Basic Python operations for processing JSON files
When we do network requests, we often have to deal with JSON data. For example, using the requests library to get the proxy IP service provider's interface data, the return is basically JSON format. For example, the API response of ipipgo is structured like this:
import json
Pretend this is the response data obtained from ipipgo
proxy_data = '''
{
"status": "success",
"data": [
{"ip": "112.95.208.11", "port": 8000}, {"ip": "183.125.90", "port": 8000}, [
{"ip": "183.32.125.90", "port": 8080}
]
}
'''
String to Dictionary
parsed_data = json.loads(proxy_data)
print(parsed_data['data'][0]['ip']) output 112.95.208.11
Here's an easy place to plant a pit:The json library converts numbers to int by default.. For example, port number 8000 will be processed as an integer, but some scenarios may require string format. This time a type conversion can be added: str(parsed_data['data'][0]['port'])
Hands-on tips for proxy IP scenarios
When you need to manage proxy IPs in bulk, it is recommended to save the IP list to a local file. For example, save the proxies extracted by ipipgo as proxies.json:
import json
proxy_list = [
{"http": "http://112.95.208.11:8000"},
{"http": "http://183.32.125.90:8080"}
]
Write the file with the indent parameter to make it more readable
with open('proxies.json', 'w') as f.
json.dump(proxy_list, f, indent=2)
Be aware of encoding issues when reading, especially on Windows:
with open('proxies.json', 'r', encoding='utf-8') as f.
proxies = json.load(f)
Advanced Play with Dynamic Switching Agents
Combined with ipipgo's automatic IP replacement function, you can get a smart switching system. Demonstrate a polling scheme here:
import random
import requests
with open('proxies.json') as f:
ip_pool = json.load(f)
def get_random_proxy(): return random.choice(ip_pool)

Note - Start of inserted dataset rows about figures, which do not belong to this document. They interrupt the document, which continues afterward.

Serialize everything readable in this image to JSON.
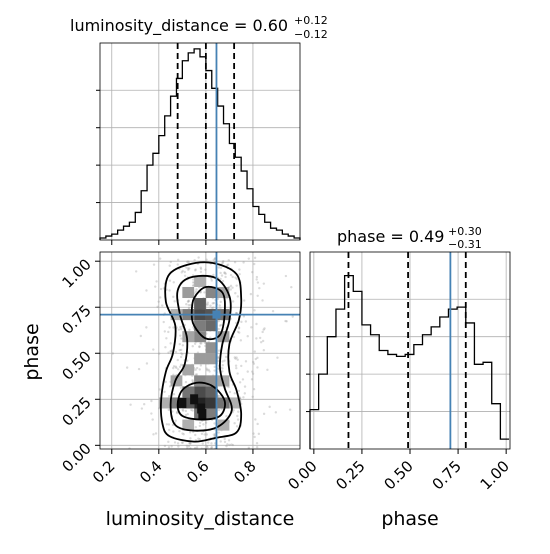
{
  "chart_data": [
    {
      "panel": "luminosity_distance marginal",
      "type": "histogram",
      "title_prefix": "luminosity_distance = 0.60",
      "title_plus": "+0.12",
      "title_minus": "−0.12",
      "x_range": [
        0.15,
        1.0
      ],
      "y_range": [
        0,
        1.0
      ],
      "bins_left": [
        0.15,
        0.175,
        0.2,
        0.225,
        0.25,
        0.275,
        0.3,
        0.325,
        0.35,
        0.375,
        0.4,
        0.425,
        0.45,
        0.475,
        0.5,
        0.525,
        0.55,
        0.575,
        0.6,
        0.625,
        0.65,
        0.675,
        0.7,
        0.725,
        0.75,
        0.775,
        0.8,
        0.825,
        0.85,
        0.875,
        0.9,
        0.925,
        0.95,
        0.975
      ],
      "bin_width": 0.025,
      "density": [
        0.01,
        0.02,
        0.03,
        0.05,
        0.07,
        0.09,
        0.14,
        0.25,
        0.38,
        0.44,
        0.53,
        0.63,
        0.73,
        0.82,
        0.91,
        0.95,
        0.97,
        0.93,
        0.86,
        0.77,
        0.68,
        0.59,
        0.49,
        0.42,
        0.35,
        0.26,
        0.17,
        0.13,
        0.09,
        0.06,
        0.05,
        0.03,
        0.02,
        0.01
      ],
      "quantiles": [
        0.48,
        0.6,
        0.72
      ],
      "truth": 0.645,
      "x_ticks": [
        0.2,
        0.4,
        0.6,
        0.8
      ],
      "x_tick_labels": [
        "0.2",
        "0.4",
        "0.6",
        "0.8"
      ]
    },
    {
      "panel": "phase marginal",
      "type": "histogram",
      "title_prefix": "phase = 0.49",
      "title_plus": "+0.30",
      "title_minus": "−0.31",
      "x_range": [
        -0.02,
        1.02
      ],
      "y_range": [
        0,
        1.0
      ],
      "bins_left": [
        -0.02,
        0.025,
        0.07,
        0.115,
        0.16,
        0.205,
        0.25,
        0.295,
        0.34,
        0.385,
        0.43,
        0.475,
        0.52,
        0.565,
        0.61,
        0.655,
        0.7,
        0.745,
        0.79,
        0.835,
        0.88,
        0.925,
        0.97
      ],
      "bin_width": 0.045,
      "density": [
        0.2,
        0.38,
        0.57,
        0.71,
        0.88,
        0.8,
        0.63,
        0.58,
        0.5,
        0.48,
        0.47,
        0.48,
        0.53,
        0.58,
        0.62,
        0.67,
        0.71,
        0.72,
        0.64,
        0.43,
        0.44,
        0.23,
        0.05
      ],
      "quantiles": [
        0.18,
        0.49,
        0.79
      ],
      "truth": 0.71,
      "x_ticks": [
        0.0,
        0.25,
        0.5,
        0.75,
        1.0
      ],
      "x_tick_labels": [
        "0.00",
        "0.25",
        "0.50",
        "0.75",
        "1.00"
      ],
      "xlabel": "phase"
    },
    {
      "panel": "2D luminosity_distance vs phase",
      "type": "contour",
      "x_range": [
        0.15,
        1.0
      ],
      "y_range": [
        -0.02,
        1.05
      ],
      "xlabel": "luminosity_distance",
      "ylabel": "phase",
      "x_ticks": [
        0.2,
        0.4,
        0.6,
        0.8
      ],
      "x_tick_labels": [
        "0.2",
        "0.4",
        "0.6",
        "0.8"
      ],
      "y_ticks": [
        0.0,
        0.25,
        0.5,
        0.75,
        1.0
      ],
      "y_tick_labels": [
        "0.00",
        "0.25",
        "0.50",
        "0.75",
        "1.00"
      ],
      "truth": {
        "x": 0.645,
        "y": 0.71
      },
      "density_cells": [
        {
          "x": 0.575,
          "y": 0.23,
          "v": 1.0
        },
        {
          "x": 0.625,
          "y": 0.23,
          "v": 0.9
        },
        {
          "x": 0.525,
          "y": 0.23,
          "v": 0.75
        },
        {
          "x": 0.575,
          "y": 0.29,
          "v": 0.8
        },
        {
          "x": 0.625,
          "y": 0.29,
          "v": 0.7
        },
        {
          "x": 0.525,
          "y": 0.29,
          "v": 0.6
        },
        {
          "x": 0.475,
          "y": 0.23,
          "v": 0.55
        },
        {
          "x": 0.675,
          "y": 0.23,
          "v": 0.6
        },
        {
          "x": 0.575,
          "y": 0.17,
          "v": 0.6
        },
        {
          "x": 0.625,
          "y": 0.17,
          "v": 0.55
        },
        {
          "x": 0.575,
          "y": 0.35,
          "v": 0.5
        },
        {
          "x": 0.625,
          "y": 0.35,
          "v": 0.45
        },
        {
          "x": 0.575,
          "y": 0.71,
          "v": 0.8
        },
        {
          "x": 0.625,
          "y": 0.71,
          "v": 0.75
        },
        {
          "x": 0.575,
          "y": 0.77,
          "v": 0.7
        },
        {
          "x": 0.625,
          "y": 0.65,
          "v": 0.65
        },
        {
          "x": 0.675,
          "y": 0.71,
          "v": 0.6
        },
        {
          "x": 0.525,
          "y": 0.71,
          "v": 0.55
        },
        {
          "x": 0.575,
          "y": 0.65,
          "v": 0.55
        },
        {
          "x": 0.625,
          "y": 0.83,
          "v": 0.5
        },
        {
          "x": 0.575,
          "y": 0.59,
          "v": 0.5
        },
        {
          "x": 0.625,
          "y": 0.53,
          "v": 0.45
        },
        {
          "x": 0.575,
          "y": 0.47,
          "v": 0.4
        },
        {
          "x": 0.625,
          "y": 0.47,
          "v": 0.4
        },
        {
          "x": 0.525,
          "y": 0.83,
          "v": 0.4
        },
        {
          "x": 0.675,
          "y": 0.59,
          "v": 0.4
        },
        {
          "x": 0.475,
          "y": 0.35,
          "v": 0.35
        },
        {
          "x": 0.675,
          "y": 0.35,
          "v": 0.35
        },
        {
          "x": 0.525,
          "y": 0.41,
          "v": 0.35
        },
        {
          "x": 0.675,
          "y": 0.83,
          "v": 0.35
        },
        {
          "x": 0.525,
          "y": 0.59,
          "v": 0.35
        },
        {
          "x": 0.475,
          "y": 0.71,
          "v": 0.3
        },
        {
          "x": 0.575,
          "y": 0.89,
          "v": 0.3
        },
        {
          "x": 0.525,
          "y": 0.11,
          "v": 0.3
        },
        {
          "x": 0.675,
          "y": 0.11,
          "v": 0.3
        },
        {
          "x": 0.425,
          "y": 0.23,
          "v": 0.3
        },
        {
          "x": 0.725,
          "y": 0.23,
          "v": 0.3
        }
      ],
      "contour_levels": [
        [
          [
            0.445,
            0.05
          ],
          [
            0.55,
            0.02
          ],
          [
            0.64,
            0.04
          ],
          [
            0.73,
            0.07
          ],
          [
            0.75,
            0.17
          ],
          [
            0.73,
            0.3
          ],
          [
            0.7,
            0.4
          ],
          [
            0.7,
            0.55
          ],
          [
            0.74,
            0.68
          ],
          [
            0.75,
            0.8
          ],
          [
            0.73,
            0.93
          ],
          [
            0.63,
            0.99
          ],
          [
            0.52,
            0.98
          ],
          [
            0.44,
            0.92
          ],
          [
            0.43,
            0.78
          ],
          [
            0.47,
            0.65
          ],
          [
            0.46,
            0.5
          ],
          [
            0.43,
            0.4
          ],
          [
            0.41,
            0.25
          ],
          [
            0.415,
            0.12
          ]
        ],
        [
          [
            0.47,
            0.11
          ],
          [
            0.55,
            0.08
          ],
          [
            0.65,
            0.1
          ],
          [
            0.71,
            0.19
          ],
          [
            0.68,
            0.31
          ],
          [
            0.66,
            0.42
          ],
          [
            0.67,
            0.55
          ],
          [
            0.7,
            0.68
          ],
          [
            0.7,
            0.81
          ],
          [
            0.64,
            0.91
          ],
          [
            0.53,
            0.91
          ],
          [
            0.48,
            0.84
          ],
          [
            0.49,
            0.71
          ],
          [
            0.52,
            0.58
          ],
          [
            0.51,
            0.44
          ],
          [
            0.47,
            0.35
          ],
          [
            0.45,
            0.22
          ]
        ],
        [
          [
            0.5,
            0.16
          ],
          [
            0.58,
            0.14
          ],
          [
            0.66,
            0.16
          ],
          [
            0.68,
            0.24
          ],
          [
            0.63,
            0.32
          ],
          [
            0.56,
            0.34
          ],
          [
            0.5,
            0.3
          ],
          [
            0.48,
            0.22
          ]
        ],
        [
          [
            0.55,
            0.65
          ],
          [
            0.6,
            0.58
          ],
          [
            0.66,
            0.6
          ],
          [
            0.68,
            0.72
          ],
          [
            0.67,
            0.83
          ],
          [
            0.6,
            0.86
          ],
          [
            0.55,
            0.8
          ],
          [
            0.54,
            0.72
          ]
        ]
      ],
      "dark_marks": [
        {
          "x": 0.58,
          "y": 0.2
        },
        {
          "x": 0.585,
          "y": 0.17
        },
        {
          "x": 0.5,
          "y": 0.23
        },
        {
          "x": 0.55,
          "y": 0.25
        }
      ],
      "scatter_count": 700
    }
  ],
  "colors": {
    "truth_line": "#4682b4",
    "hist_line": "#000000",
    "grid": "#b0b0b0"
  }
}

return random.choice(ip_pool)
Requests with proxy
response = requests.get(
'https://目标网站',
proxies=get_random_proxy(),
timeout=5
)
Focused attention:Remember to add exception handling in the code, encountering the failure of the IP timely removed from the list. ipipgo's survival rate can reach 99%, more than the self-built proxy pool to save a lot of heart.
Frequently Asked Questions QA
Q:json.decoder.JSONDecodeError报错咋整?
A: 80% of the data has special symbols are not escaped, or the interface is not returned by the standard JSON, you can use print () to output the original data to check, or loads () add strict = False parameter
Q: What should I do if my proxy IP suddenly fails?
A: It is recommended to use ipipgo's dynamic tunneling proxy, which automatically changes IP for each request. if you use traditional static proxy, remember to set the retry mechanism:
from retrying import retry
@retry(stop_max_attempt_number=3)
def safe_request(url).
return requests.get(url, proxies=get_random_proxy())
Q: How do I verify if the agent is in effect?
A: Use this to check the interface and see the currently used egress IP:
requests.get('http://ipipgo.com/checkip', proxies=proxy).text
Efficiency Optimization Tips
When dealing with large files don't use json.load() to load them all, try reading them line by line:
import ijson
with open('big_data.json') as f.
Parsing only the proxies in the data field
proxies = ijson.items(f, 'data.item')
for proxy in proxies: print(proxy['ip'])
print(proxy['ip'])
If you often need to read and write configurations, it is recommended to store the data returned by ipipgo's API directly in the database, which is more reliable than manipulating files. Especially when you need to manage multiple projects at the same time, the advantages of the database will be obvious.